Freedom of the Press is a 1928 American silent mystery film directed by George Melford and starring Lewis Stone, Marceline Day, and Malcolm McGregor.

==Plot==
When a newspaper owner is murdered, his son takes over his crusade against a corrupt politician with criminal associations.

==Cast==
- Lewis Stone as Daniel Steele
- Marceline Day as June Westcott
- Malcolm McGregor as Bill Ballard
- Henry B. Walthall as John Ballard
- Robert Emmett O'Connor as Boss Maloney
- Tom Ricketts as Wicks
- Hayden Stevenson as Callahan
- Robert Ellis as Cyrus Hazlett
- Boris Baronoff as Criminal
- Morgan Thorpe as Organist
- Evelyn Selbie as Italian Mother
- Bernard Siegel as Italian Father
- Wilson Benge as Butler

==Production==
The plot of the Peter B. Kyne story and the film are based upon the murder of Don Mellett, a newspaper editor who crusaded against corruption in Canton, Ohio.

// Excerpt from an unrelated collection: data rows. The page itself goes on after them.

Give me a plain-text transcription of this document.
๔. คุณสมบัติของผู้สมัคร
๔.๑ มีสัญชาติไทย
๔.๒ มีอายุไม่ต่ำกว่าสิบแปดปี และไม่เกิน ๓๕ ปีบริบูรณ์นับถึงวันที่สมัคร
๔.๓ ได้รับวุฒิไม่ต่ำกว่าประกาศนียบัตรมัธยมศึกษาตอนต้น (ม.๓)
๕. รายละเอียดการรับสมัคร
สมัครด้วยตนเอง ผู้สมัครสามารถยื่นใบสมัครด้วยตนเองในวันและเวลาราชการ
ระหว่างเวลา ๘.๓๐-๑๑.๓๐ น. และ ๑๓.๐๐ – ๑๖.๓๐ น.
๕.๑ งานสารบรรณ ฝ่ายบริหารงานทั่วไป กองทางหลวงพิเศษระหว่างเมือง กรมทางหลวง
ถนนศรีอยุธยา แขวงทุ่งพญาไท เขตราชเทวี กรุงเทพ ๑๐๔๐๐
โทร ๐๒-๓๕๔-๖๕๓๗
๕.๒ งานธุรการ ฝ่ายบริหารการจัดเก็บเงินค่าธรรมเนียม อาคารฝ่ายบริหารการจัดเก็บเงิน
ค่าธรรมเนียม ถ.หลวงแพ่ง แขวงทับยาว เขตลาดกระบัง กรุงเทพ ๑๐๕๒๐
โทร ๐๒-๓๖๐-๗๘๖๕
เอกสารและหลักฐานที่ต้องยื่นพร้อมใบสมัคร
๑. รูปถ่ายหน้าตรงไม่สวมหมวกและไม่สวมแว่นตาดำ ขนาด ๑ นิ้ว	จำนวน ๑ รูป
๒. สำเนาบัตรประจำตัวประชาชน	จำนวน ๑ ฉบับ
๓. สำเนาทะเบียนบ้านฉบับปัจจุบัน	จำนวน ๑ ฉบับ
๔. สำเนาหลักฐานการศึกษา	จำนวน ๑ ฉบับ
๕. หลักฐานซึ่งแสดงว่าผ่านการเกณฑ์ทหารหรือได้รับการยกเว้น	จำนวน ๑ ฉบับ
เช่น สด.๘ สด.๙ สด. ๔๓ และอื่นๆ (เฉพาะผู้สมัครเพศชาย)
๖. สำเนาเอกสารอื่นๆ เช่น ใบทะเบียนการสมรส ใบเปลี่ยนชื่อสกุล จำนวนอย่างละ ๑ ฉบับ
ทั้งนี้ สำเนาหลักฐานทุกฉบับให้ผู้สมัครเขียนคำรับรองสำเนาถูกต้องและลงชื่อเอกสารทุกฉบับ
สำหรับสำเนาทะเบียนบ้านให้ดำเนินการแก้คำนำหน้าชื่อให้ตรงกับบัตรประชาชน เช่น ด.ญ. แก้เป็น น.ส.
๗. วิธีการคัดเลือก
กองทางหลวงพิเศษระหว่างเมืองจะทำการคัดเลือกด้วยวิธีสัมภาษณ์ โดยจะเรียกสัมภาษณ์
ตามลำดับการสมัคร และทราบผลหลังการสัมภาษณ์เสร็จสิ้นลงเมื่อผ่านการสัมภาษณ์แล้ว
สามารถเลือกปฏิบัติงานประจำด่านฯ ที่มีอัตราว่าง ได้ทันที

An early version of the film had a private screening at the Capitol Theatre in Atlanta, Georgia, on April 15, 1928, in connection with an Associated Press convention.

==Preservation==
A print of Freedom of the Press is listed in the collection of Cineteca Nazionale in Rome.

==Bibliography==
- Munden, Kenneth White. The American Film Institute Catalog of Motion Pictures Produced in the United States, Part 1. University of California Press, 1997.